The “Daily Economic News” reporter learned that the funds submitted by the nine bitcoin ETFs submitted this time are different from the previous ones. They are all linked to the Bitcoin futures market and are not funds that directly hold physical Bitcoin.
The reason for the SEC’s rejection is the same as before. The SEC is concerned that it cannot effectively regulate and combat market manipulation and fraud in Bitcoin transactions. Bitcoin companies and exchanges cannot prove that they have such capabilities.
According to CNBC, ProShares is an ETF application filed on the New York Stock Exchange (NYSE). However, the SEC believes that the NYSE failed to meet the requirements of “national stock exchanges should establish rules to prevent market fraud and manipulation”. The exchange did not provide direct evidence that the bitcoin futures market is large enough to prevent market manipulation from being somewhat to some extent.
The SEC stressed that refusing these applications is not a denial of the value of bitcoin or blockchain technology, nor does it deny the value of its innovation and investment.
In recent years, major institutional investors have become interested in cryptocurrencies such as Bitcoin.
The Chicago Board Options Exchange (Cboe) and the Chicago Mercantile Exchange (CME Group) both issued bitcoin trading futures at the end of 2017. This time, the SEC rejected the ETF application of nine bitcoin trading companies to bring a big blow to both.
Bitcoin is growing rapidly but lacks effective regulation
On January 3, 2009, Nakamoto published the first version of the open source Bitcoin client, marking the birth of Bitcoin. In the 10 years since the launch of Bitcoin, it has developed very rapidly. However, Bitcoin’s trading market is still in a young stage, which is rather confusing, lacks effective supervision, and often exposes scandals such as market fraud, market manipulation, and hacking.
At present, the SEC does not recognize the saying that Bitcoin naturally has the ability to resist market manipulation, and believes that the sharp rise in the price of 2017 Bitcoin is caused by market manipulation.

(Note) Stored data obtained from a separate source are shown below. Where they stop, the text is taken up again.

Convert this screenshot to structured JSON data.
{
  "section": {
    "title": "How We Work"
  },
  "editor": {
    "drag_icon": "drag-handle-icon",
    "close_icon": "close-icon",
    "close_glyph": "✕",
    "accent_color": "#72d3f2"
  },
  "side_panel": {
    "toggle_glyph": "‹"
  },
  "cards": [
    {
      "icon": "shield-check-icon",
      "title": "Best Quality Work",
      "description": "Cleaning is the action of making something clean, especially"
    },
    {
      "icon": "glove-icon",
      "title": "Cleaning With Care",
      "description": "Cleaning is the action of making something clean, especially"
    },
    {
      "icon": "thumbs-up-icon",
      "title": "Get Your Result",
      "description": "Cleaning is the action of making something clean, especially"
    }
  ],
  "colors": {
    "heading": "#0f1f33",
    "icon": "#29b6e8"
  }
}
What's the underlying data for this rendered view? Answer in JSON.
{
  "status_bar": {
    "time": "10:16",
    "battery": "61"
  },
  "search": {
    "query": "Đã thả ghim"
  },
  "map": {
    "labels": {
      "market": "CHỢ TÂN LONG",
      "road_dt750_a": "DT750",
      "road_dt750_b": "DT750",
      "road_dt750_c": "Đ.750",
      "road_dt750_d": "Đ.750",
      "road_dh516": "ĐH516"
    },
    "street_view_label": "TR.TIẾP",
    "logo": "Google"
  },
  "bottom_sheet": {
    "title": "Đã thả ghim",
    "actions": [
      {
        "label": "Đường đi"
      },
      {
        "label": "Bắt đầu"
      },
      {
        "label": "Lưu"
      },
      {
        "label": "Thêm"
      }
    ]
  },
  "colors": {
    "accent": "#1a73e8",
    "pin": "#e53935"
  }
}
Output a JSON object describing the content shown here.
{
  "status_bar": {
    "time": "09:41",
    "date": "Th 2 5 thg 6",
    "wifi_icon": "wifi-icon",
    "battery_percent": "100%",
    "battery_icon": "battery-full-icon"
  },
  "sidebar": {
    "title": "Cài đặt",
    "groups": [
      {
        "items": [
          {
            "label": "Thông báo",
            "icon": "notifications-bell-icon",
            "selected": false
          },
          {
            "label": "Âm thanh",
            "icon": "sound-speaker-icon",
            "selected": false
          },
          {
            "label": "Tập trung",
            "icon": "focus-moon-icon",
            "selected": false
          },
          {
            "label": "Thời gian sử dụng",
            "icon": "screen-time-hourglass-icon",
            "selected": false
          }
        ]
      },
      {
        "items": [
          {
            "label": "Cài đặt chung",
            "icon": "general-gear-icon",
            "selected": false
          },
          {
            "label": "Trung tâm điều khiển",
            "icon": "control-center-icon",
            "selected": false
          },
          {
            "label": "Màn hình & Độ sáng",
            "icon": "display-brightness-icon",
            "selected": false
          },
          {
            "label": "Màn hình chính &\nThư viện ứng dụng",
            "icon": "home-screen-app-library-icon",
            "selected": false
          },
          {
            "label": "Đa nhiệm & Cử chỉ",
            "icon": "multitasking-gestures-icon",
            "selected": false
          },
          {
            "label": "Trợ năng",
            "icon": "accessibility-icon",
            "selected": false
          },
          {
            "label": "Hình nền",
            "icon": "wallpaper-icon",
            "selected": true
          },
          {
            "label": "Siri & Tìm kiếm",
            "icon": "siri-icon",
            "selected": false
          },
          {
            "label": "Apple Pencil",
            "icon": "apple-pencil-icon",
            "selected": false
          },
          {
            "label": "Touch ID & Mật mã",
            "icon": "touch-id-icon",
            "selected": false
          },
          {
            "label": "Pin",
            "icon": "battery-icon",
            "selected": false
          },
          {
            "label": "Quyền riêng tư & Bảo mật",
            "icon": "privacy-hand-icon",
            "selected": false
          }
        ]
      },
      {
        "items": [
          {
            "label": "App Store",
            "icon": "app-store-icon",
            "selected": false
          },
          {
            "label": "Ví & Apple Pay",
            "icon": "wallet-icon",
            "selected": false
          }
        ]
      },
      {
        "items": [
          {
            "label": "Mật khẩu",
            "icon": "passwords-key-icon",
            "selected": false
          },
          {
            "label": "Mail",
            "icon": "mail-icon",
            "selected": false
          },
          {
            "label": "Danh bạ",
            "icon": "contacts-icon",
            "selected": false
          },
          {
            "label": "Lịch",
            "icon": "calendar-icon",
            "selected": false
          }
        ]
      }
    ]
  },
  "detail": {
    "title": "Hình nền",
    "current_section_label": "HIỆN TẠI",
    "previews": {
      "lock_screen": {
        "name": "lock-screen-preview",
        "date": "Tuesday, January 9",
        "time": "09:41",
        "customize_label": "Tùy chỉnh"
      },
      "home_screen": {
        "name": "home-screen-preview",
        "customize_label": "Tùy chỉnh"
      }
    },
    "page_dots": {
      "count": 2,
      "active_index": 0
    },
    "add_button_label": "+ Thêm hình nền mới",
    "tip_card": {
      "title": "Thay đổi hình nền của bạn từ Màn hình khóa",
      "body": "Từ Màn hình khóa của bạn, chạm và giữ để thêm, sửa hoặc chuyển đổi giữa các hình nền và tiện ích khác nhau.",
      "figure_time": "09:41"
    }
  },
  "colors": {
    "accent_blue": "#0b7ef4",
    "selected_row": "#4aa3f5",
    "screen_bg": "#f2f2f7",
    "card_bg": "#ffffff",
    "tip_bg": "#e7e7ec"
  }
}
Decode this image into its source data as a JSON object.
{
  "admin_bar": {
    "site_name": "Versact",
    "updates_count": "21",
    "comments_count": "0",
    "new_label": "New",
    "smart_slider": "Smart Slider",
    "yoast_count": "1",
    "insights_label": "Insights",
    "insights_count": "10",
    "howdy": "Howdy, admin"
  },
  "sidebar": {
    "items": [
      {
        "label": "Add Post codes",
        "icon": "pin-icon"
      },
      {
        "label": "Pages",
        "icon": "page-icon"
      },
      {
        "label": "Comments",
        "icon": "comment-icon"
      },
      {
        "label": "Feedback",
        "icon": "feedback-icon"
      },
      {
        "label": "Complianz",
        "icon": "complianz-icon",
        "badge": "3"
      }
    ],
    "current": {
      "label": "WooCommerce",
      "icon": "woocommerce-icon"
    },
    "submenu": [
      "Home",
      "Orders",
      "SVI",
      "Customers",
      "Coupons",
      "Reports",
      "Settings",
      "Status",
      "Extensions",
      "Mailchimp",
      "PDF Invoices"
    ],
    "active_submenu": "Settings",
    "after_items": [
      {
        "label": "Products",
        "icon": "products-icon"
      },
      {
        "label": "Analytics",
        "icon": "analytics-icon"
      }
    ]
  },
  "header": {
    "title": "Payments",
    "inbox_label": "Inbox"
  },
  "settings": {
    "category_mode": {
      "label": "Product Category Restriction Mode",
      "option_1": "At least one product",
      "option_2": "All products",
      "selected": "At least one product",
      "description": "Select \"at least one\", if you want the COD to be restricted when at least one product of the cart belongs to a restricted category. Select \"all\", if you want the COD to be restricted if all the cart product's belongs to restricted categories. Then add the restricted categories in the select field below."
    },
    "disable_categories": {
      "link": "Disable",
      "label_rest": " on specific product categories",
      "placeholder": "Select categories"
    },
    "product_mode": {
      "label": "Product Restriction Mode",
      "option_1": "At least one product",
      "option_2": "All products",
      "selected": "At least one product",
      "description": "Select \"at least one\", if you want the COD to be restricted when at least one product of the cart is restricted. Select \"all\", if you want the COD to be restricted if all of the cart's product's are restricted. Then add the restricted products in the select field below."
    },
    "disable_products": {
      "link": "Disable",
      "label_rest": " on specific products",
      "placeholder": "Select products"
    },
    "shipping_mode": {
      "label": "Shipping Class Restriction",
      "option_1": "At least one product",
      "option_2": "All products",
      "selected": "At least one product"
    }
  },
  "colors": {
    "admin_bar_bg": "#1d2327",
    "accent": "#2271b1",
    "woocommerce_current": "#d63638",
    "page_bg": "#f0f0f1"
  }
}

In recent years, many Bitcoin companies have submitted applications for bitcoin ETFs to the SEC, but they have all been rejected.

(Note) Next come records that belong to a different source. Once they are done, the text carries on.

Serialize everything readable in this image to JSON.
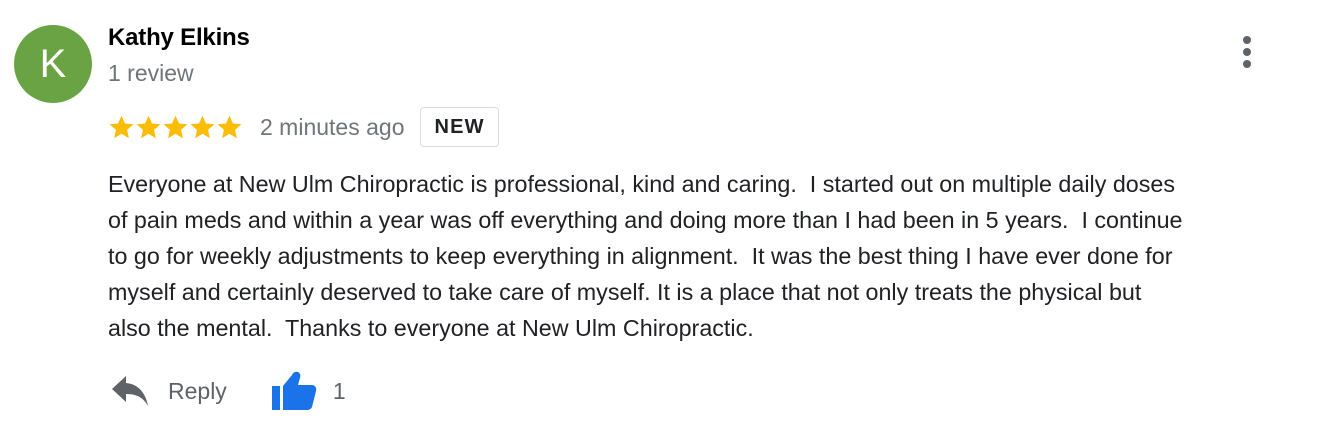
{
  "review": {
    "author": {
      "initial": "K",
      "name": "Kathy Elkins",
      "review_count": "1 review",
      "avatar_color": "#6aa343"
    },
    "rating": 5,
    "rating_max": 5,
    "star_color": "#fbbc04",
    "time": "2 minutes ago",
    "badge": "NEW",
    "text_lines": [
      "Everyone at New Ulm Chiropractic is professional, kind and caring.  I started out on multiple daily doses",
      "of pain meds and within a year was off everything and doing more than I had been in 5 years.  I continue",
      "to go for weekly adjustments to keep everything in alignment.  It was the best thing I have ever done for",
      "myself and certainly deserved to take care of myself. It is a place that not only treats the physical but",
      "also the mental.  Thanks to everyone at New Ulm Chiropractic."
    ],
    "actions": {
      "reply_label": "Reply",
      "reply_icon": "reply-arrow-icon",
      "like_icon": "thumbs-up-icon",
      "like_count": "1",
      "like_color": "#1a73e8"
    },
    "menu_icon": "more-vertical-icon"
  }
}
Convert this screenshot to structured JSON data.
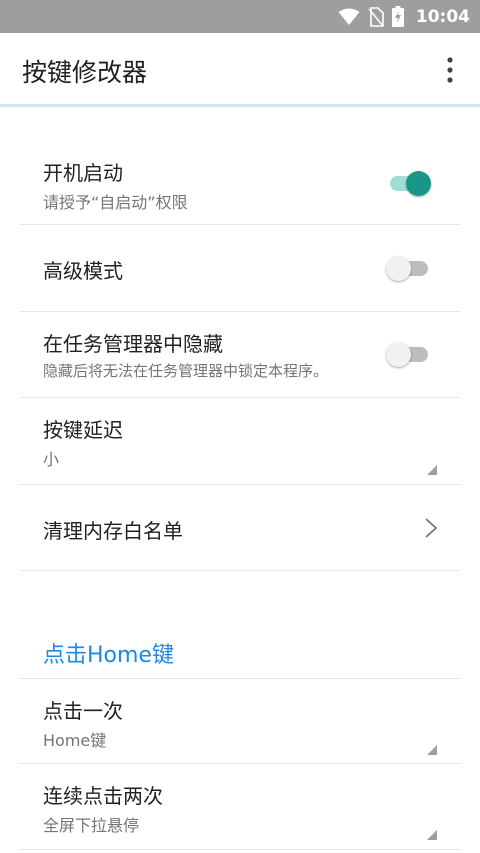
{
  "status_bar": {
    "time": "10:04",
    "icons": [
      "wifi-icon",
      "no-sim-icon",
      "battery-charging-icon"
    ]
  },
  "app_bar": {
    "title": "按键修改器",
    "menu_icon": "more-vert-icon"
  },
  "settings": {
    "boot_start": {
      "title": "开机启动",
      "summary": "请授予“自启动”权限",
      "enabled": true
    },
    "advanced_mode": {
      "title": "高级模式",
      "enabled": false
    },
    "hide_in_task_manager": {
      "title": "在任务管理器中隐藏",
      "summary": "隐藏后将无法在任务管理器中锁定本程序。",
      "enabled": false
    },
    "key_delay": {
      "title": "按键延迟",
      "value": "小"
    },
    "memory_whitelist": {
      "title": "清理内存白名单"
    }
  },
  "home_section": {
    "header": "点击Home键",
    "single_click": {
      "title": "点击一次",
      "value": "Home键"
    },
    "double_click": {
      "title": "连续点击两次",
      "value": "全屏下拉悬停"
    }
  },
  "colors": {
    "accent": "#1a9688",
    "section_header": "#1e88e5",
    "status_bar": "#9e9e9e"
  }
}
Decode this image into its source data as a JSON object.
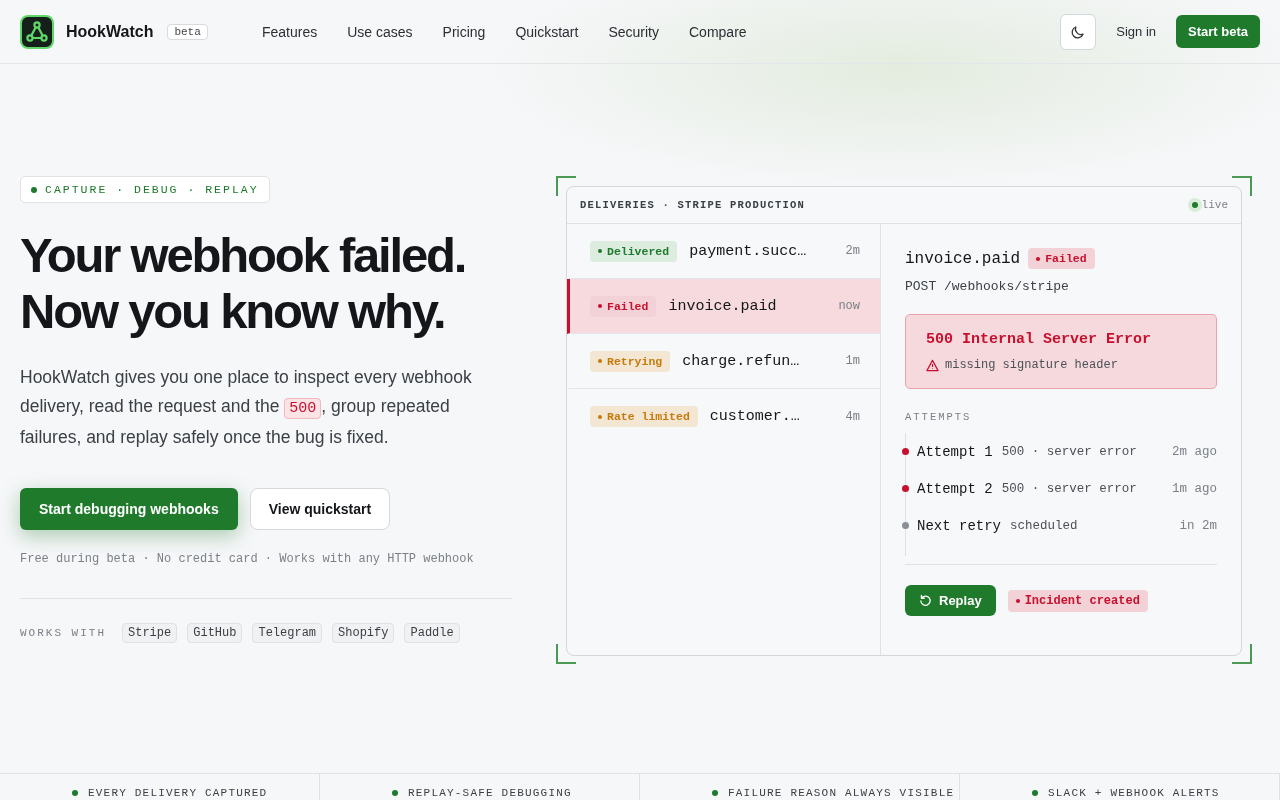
{
  "nav": {
    "brand": "HookWatch",
    "badge": "beta",
    "links": [
      "Features",
      "Use cases",
      "Pricing",
      "Quickstart",
      "Security",
      "Compare"
    ],
    "sign_in": "Sign in",
    "cta": "Start beta"
  },
  "hero": {
    "eyebrow": "CAPTURE · DEBUG · REPLAY",
    "title_lines": [
      "Your webhook failed.",
      "Now you know why."
    ],
    "lead_before": "HookWatch gives you one place to inspect every webhook delivery, read the request and the",
    "lead_code": "500",
    "lead_after": ", group repeated failures, and replay safely once the bug is fixed.",
    "primary": "Start debugging webhooks",
    "secondary": "View quickstart",
    "note": "Free during beta · No credit card · Works with any HTTP webhook",
    "works_label": "WORKS WITH",
    "integrations": [
      "Stripe",
      "GitHub",
      "Telegram",
      "Shopify",
      "Paddle"
    ]
  },
  "panel": {
    "title": "DELIVERIES · STRIPE PRODUCTION",
    "live": "live",
    "deliveries": [
      {
        "status": "Delivered",
        "kind": "delivered",
        "event": "payment.succ…",
        "time": "2m",
        "selected": false
      },
      {
        "status": "Failed",
        "kind": "failed",
        "event": "invoice.paid",
        "time": "now",
        "selected": true
      },
      {
        "status": "Retrying",
        "kind": "retrying",
        "event": "charge.refun…",
        "time": "1m",
        "selected": false
      },
      {
        "status": "Rate limited",
        "kind": "limited",
        "event": "customer.…",
        "time": "4m",
        "selected": false
      }
    ],
    "detail": {
      "event": "invoice.paid",
      "status": "Failed",
      "kind": "failed",
      "request": "POST /webhooks/stripe",
      "error_title": "500 Internal Server Error",
      "error_reason": "missing signature header",
      "attempts_label": "ATTEMPTS",
      "attempts": [
        {
          "name": "Attempt 1",
          "result": "500 · server error",
          "time": "2m ago",
          "kind": "failed"
        },
        {
          "name": "Attempt 2",
          "result": "500 · server error",
          "time": "1m ago",
          "kind": "failed"
        },
        {
          "name": "Next retry",
          "result": "scheduled",
          "time": "in 2m",
          "kind": "pending"
        }
      ],
      "replay": "Replay",
      "incident": "Incident created"
    }
  },
  "strip": [
    "EVERY DELIVERY CAPTURED",
    "REPLAY-SAFE DEBUGGING",
    "FAILURE REASON ALWAYS VISIBLE",
    "SLACK + WEBHOOK ALERTS"
  ]
}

In April 2013, the Wenkleworth brothers claimed that they had 1% of the amount of Bitcoin in circulation at the time, worth more than $1 billion. They first submitted a Bitcoin ETF application to the SEC through the Gemini Bitcoin Trading Company, which was founded in 2014. It is reported that this is the first ETF application for Bitcoin.
In March 2017, after a long review, the SEC rejected the application. Although the Wenkleworth brothers submitted a petition requesting an SEC review, they were still rejected.

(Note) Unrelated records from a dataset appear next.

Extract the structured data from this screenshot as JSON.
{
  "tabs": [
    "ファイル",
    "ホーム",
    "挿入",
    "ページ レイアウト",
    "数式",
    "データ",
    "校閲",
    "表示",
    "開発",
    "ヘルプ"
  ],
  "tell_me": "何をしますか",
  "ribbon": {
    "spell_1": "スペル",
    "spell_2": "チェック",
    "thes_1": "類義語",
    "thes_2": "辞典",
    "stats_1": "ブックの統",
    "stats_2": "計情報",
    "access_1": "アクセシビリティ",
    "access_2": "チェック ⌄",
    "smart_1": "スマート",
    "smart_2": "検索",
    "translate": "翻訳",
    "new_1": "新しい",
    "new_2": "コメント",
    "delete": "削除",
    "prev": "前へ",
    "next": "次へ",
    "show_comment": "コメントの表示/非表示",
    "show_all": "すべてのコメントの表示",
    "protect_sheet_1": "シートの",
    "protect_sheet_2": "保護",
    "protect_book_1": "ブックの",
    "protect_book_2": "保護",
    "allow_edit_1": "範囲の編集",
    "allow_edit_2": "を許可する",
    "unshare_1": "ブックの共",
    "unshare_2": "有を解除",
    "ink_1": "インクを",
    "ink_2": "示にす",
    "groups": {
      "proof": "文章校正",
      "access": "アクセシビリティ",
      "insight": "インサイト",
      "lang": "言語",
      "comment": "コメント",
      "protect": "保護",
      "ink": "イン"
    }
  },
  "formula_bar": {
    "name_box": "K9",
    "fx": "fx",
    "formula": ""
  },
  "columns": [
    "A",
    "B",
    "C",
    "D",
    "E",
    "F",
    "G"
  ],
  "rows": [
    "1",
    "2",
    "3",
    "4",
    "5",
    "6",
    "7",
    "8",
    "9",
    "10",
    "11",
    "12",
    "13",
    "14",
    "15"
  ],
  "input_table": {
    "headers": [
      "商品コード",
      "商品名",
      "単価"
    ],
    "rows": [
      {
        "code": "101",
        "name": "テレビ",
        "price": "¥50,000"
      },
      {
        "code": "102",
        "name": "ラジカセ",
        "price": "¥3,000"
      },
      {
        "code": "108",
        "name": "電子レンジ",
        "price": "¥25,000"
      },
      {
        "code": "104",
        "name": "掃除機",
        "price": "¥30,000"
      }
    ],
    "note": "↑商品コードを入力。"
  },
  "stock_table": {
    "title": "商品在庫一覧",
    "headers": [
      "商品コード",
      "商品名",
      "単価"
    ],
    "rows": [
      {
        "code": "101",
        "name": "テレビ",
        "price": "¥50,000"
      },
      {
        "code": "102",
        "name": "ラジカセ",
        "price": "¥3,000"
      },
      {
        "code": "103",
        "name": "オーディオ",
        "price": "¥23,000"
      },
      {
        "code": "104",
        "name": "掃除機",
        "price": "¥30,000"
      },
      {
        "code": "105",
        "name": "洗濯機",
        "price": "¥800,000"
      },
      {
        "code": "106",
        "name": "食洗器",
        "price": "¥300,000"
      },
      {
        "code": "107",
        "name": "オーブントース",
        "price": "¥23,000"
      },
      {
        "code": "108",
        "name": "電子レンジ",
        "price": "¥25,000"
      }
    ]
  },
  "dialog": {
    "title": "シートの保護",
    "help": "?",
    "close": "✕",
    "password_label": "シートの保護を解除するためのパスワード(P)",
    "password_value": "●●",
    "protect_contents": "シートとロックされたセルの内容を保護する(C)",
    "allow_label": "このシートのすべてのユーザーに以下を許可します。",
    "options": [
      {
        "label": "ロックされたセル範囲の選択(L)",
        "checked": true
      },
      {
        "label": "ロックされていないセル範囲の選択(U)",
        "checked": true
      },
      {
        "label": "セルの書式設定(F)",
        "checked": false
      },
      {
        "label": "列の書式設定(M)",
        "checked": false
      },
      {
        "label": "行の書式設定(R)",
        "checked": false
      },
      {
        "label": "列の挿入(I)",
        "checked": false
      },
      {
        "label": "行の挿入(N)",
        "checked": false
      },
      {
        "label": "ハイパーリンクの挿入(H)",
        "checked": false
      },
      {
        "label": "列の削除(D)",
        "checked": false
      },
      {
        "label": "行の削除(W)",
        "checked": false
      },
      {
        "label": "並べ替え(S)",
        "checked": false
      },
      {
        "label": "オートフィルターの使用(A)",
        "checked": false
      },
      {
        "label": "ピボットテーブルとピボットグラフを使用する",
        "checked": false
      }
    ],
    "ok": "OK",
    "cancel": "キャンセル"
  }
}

According to CNBC, the SEC again rejected the application of the Bitcoin ETF at the end of July.
Although many Bitcoin companies’ ETF applications have been rejected, the SEC still has pending applications for approval from other exchanges.
Earlier, Coinspeaker reported that in June of this year, asset management company VanEck and cryptocurrency startup SolidX formed a VanEck SolidX Bitcoin Trust to submit a Bitcoin ETF application to the Chicago Board Options Exchange. In July of this year, Bitwise also submitted an ETF application to track a basket of digital currencies.
The SEC said that VanEck SolidX’s ETF application will be delayed until September 30th.
“The SEC’s approval of the ETF is only a matter of time,” said Fatfish Group CEO Kin-Wai Lau in a previous interview. Many financial experts also believe that it is no surprise that the SEC has rejected the ETF application, and it may not be until 2019 that the situation will change.